Checklist for Switching From MS Money to Quicken

by Mark Wong on February 15, 2010 · 3 comments

in Personal Finance

Since I first installed Microsoft Money on my computer, almost a full decade ago, I’ve always had a good sense of my financial net worth. The software provided two essential functions that I could not live without: the ability to download my credit card transactions to my laptop and the ability to update price quotes on my investments.  Now that both of those features are gone, the time to switch to Quicken is both imminent and inevitable.

Below is my personal checklist for switching from Money to Quicken.  Keep in mind that I’ve been using Money for almost ten years now (almost from the day it was first released), so this is definitely a big change for me.

Install Quicken Deluxe 2010 – COMPLETE

Bought if from Costco for only $20.  Now I just need to pop it in my disk drive and follow a few on screen prompts to get the ball rolling.

Import MS Money File – COMPLETE

If you read the Intuit boards and the Amazon reviews on Quicken, you’ll notice that many people have had issues with this specific task.  Hopefully I’ll be lucky and not have to deal with any of that.  I’ve been using both the latest version of Money and switching to the latest version of Quicken.

Test Credit Card Transaction DownloadCOMPLETE

This by all means should still work with Quicken, and quite frankly, it has to work.  Because if it doesn’t, I’m returning my copy of Quicken to Costco.  I have two credit card accounts that are vital to me: one at Chase and one with American Express.

Rebuild Expense Category HierarchiesCOMPLETE

The Expense Categories in MS Money were always okay to work with, but I’ve always wanted to go in and create my own hierarchy to work with.  I’ll use my switch to Quicken as my excuse to do so.
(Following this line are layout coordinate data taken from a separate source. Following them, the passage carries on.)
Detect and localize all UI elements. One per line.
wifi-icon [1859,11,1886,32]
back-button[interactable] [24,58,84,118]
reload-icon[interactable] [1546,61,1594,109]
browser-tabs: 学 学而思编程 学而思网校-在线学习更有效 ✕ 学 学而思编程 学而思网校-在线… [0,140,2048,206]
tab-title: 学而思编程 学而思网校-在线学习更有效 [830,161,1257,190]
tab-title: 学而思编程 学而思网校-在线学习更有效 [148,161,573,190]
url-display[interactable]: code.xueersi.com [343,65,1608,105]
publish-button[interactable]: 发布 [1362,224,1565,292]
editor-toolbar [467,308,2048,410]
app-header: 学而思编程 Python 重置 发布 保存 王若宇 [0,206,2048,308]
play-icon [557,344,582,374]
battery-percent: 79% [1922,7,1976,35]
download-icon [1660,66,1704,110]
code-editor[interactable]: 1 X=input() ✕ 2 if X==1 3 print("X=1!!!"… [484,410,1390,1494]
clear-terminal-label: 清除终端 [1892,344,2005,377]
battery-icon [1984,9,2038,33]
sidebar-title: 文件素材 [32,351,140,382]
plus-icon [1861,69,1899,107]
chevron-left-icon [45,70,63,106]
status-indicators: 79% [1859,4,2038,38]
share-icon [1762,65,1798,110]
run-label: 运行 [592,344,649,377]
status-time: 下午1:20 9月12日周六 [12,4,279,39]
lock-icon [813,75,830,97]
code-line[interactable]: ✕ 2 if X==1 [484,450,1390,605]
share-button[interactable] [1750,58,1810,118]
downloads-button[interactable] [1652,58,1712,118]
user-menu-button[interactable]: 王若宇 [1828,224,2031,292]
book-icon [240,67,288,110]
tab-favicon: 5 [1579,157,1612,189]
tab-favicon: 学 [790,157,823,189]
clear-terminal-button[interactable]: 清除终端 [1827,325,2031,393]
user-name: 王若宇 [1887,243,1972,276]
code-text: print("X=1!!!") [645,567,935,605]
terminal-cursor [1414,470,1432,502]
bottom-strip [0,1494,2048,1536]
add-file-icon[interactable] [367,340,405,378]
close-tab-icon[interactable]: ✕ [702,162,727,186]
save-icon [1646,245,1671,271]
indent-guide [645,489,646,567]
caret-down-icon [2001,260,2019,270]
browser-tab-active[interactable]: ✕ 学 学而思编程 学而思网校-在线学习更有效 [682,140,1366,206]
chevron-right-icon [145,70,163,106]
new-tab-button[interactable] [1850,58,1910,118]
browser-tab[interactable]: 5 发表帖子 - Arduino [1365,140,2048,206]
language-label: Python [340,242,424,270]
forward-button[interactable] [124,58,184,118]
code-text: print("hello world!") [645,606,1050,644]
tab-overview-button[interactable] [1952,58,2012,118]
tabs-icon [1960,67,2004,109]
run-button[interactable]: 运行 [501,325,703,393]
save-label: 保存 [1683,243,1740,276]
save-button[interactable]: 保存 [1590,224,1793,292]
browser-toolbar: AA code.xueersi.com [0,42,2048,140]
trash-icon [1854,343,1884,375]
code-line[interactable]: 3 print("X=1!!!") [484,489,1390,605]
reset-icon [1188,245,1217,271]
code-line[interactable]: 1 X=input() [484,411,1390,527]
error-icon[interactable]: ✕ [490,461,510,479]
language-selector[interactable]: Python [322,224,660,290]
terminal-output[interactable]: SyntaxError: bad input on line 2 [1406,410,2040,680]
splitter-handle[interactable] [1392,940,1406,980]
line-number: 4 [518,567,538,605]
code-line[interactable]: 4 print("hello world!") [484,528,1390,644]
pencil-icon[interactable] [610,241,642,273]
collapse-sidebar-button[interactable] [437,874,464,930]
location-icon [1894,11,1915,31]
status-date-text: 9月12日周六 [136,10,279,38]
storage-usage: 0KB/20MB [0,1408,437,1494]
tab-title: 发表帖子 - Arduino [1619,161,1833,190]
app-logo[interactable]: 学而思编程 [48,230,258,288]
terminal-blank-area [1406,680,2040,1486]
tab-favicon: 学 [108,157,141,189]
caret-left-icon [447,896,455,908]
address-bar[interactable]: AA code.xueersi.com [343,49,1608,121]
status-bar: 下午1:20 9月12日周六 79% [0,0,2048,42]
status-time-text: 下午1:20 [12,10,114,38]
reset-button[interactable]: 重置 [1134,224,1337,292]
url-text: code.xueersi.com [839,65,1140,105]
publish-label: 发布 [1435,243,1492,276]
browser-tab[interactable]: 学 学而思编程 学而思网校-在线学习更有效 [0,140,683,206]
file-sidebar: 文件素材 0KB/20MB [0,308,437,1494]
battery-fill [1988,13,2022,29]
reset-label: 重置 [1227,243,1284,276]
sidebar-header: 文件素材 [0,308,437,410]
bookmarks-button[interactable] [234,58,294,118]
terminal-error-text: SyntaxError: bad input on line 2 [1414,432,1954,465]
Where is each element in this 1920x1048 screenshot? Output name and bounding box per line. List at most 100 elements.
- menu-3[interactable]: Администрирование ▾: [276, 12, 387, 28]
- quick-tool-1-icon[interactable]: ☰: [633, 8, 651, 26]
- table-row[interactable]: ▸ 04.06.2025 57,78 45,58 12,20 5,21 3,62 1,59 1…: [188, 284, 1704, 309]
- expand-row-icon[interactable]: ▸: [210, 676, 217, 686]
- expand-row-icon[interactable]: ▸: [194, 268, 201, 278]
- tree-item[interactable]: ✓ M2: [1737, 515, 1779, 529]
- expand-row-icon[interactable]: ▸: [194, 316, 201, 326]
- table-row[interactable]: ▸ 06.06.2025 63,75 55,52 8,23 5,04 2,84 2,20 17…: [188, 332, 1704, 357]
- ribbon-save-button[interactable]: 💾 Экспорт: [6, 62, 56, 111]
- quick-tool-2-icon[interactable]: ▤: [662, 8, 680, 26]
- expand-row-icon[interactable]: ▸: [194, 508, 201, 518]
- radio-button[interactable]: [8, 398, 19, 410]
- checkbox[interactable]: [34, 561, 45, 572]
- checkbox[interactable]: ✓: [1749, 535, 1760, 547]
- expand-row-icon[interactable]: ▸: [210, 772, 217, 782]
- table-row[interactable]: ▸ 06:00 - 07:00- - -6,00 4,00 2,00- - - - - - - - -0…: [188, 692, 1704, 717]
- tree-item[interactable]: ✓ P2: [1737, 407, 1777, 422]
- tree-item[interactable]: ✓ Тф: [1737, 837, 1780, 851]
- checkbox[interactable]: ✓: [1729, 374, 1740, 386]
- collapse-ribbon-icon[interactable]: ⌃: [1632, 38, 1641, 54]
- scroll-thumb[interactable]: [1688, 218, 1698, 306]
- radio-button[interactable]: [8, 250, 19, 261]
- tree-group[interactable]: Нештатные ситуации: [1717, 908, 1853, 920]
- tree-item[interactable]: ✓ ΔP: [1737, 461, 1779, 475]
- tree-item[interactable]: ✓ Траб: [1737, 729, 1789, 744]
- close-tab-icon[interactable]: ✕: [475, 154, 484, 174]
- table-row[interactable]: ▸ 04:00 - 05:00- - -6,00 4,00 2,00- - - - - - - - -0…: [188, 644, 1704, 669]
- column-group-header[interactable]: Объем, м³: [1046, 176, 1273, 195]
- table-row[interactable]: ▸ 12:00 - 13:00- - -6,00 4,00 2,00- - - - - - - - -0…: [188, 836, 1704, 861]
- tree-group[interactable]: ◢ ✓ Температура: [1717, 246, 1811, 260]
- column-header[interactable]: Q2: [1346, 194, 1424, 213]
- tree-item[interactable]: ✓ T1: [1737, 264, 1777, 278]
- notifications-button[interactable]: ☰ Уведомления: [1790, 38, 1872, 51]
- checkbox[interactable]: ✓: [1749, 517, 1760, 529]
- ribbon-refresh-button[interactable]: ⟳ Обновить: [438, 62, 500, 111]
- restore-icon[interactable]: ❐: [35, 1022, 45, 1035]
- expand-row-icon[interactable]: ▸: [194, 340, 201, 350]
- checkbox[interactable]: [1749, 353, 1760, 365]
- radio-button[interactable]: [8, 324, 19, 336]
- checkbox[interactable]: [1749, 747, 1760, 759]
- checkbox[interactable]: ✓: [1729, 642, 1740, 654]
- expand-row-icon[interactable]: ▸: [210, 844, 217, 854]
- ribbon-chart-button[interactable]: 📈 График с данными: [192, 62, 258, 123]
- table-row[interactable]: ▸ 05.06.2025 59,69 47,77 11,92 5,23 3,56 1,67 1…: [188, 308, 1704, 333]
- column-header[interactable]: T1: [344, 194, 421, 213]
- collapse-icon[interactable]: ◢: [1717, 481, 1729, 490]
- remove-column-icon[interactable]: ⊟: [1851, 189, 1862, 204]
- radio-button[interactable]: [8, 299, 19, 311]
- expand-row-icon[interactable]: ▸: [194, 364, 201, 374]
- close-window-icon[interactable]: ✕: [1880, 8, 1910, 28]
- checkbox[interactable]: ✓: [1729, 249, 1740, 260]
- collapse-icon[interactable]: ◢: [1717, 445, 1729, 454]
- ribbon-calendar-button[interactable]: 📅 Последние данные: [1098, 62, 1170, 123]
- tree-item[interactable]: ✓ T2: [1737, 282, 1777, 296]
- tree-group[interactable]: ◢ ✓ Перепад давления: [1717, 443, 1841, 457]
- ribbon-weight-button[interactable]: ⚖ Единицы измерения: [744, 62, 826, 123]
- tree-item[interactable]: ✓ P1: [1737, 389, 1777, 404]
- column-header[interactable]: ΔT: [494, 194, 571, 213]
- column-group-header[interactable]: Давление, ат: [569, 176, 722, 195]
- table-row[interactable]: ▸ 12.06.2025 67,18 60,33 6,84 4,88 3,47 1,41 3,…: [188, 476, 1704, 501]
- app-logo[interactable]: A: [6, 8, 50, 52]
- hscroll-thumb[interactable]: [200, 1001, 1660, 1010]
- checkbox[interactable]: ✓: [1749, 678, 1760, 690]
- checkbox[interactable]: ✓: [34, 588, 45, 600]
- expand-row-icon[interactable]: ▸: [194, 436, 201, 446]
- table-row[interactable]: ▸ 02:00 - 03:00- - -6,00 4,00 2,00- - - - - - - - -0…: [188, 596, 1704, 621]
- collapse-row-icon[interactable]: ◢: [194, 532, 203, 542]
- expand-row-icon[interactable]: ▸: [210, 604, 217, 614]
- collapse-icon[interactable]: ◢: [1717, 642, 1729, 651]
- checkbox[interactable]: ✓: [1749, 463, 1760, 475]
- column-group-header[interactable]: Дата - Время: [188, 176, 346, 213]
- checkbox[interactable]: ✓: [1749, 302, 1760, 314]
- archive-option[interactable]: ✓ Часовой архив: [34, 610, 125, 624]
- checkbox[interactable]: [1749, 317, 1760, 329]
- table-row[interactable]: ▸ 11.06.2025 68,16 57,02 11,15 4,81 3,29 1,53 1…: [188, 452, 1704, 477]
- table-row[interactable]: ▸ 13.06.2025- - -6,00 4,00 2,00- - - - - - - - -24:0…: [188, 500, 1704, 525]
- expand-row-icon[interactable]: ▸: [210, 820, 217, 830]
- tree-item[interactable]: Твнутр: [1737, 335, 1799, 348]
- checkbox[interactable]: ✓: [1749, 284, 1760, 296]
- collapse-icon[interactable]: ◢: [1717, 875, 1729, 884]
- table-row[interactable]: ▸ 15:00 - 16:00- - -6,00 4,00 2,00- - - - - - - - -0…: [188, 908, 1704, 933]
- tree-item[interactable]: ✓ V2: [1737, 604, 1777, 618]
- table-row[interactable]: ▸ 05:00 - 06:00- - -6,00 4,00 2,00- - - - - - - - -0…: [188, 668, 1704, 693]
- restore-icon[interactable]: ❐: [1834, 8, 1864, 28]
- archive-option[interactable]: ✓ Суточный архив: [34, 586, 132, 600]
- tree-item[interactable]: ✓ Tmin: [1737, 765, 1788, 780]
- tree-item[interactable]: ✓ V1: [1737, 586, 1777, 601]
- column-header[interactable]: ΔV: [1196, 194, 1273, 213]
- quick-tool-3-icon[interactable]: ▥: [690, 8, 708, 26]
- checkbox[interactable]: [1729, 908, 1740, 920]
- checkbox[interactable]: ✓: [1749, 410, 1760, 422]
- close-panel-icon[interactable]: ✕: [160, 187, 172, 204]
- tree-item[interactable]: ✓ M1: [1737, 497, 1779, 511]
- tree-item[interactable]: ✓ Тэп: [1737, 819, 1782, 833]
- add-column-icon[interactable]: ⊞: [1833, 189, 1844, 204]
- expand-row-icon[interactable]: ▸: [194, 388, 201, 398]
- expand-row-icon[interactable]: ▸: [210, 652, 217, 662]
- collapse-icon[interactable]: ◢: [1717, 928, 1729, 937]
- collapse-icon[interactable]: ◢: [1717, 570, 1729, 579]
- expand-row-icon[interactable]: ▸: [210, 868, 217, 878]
Rebuild investment purchase quantity amountsCOMPLETE

This is a little embarrassing to admit but, for many of my investment transactions within MS Money, I entered incorrect quantity amounts in the ledger.  The amounts were never off by much, but over time they added up, and I would re-balance these errors by adding an “account adjustment” line.  My goal here is to enter the values accurately and create a more precise indicator of my investment value.

Reclassify Business Expense LinesCOMPLETE

When I worked in consulting, I had an expense account that was linked to a corporate American Express card.  Although I was ultimately responsible for any charges on the card, I didn’t my business expenses to factor into my net worth if I was just going to be reimbursed later on.  To filter this part out of my net worth, I simply created a transfer account in Money and placed all business expenses there.  I also had to create more “account adjustment” entries just to make the charges and reimbursements balance out.  Anyway, I think the adjustments entries will be inevitable, but I’d like them to occur on regular quarterly intervals.  Before, I kind of adjusted the balance whenever I felt like it.

Create Custom ReportsCOMPLETE

I’d like to use Quicken to take a get an even better understanding of my finances than I did before.  Now that I’ve moved out of my parents house, and I’m paying my own insurance / healthcare / bills, my financial schema has become a lot more intricate.  These reports can help drive better behavior on my part:  One idea I had was a fast food report, showing specifically how many times and how much money I spent at restaurants deemed fast food oriented.  The possibilities are endless.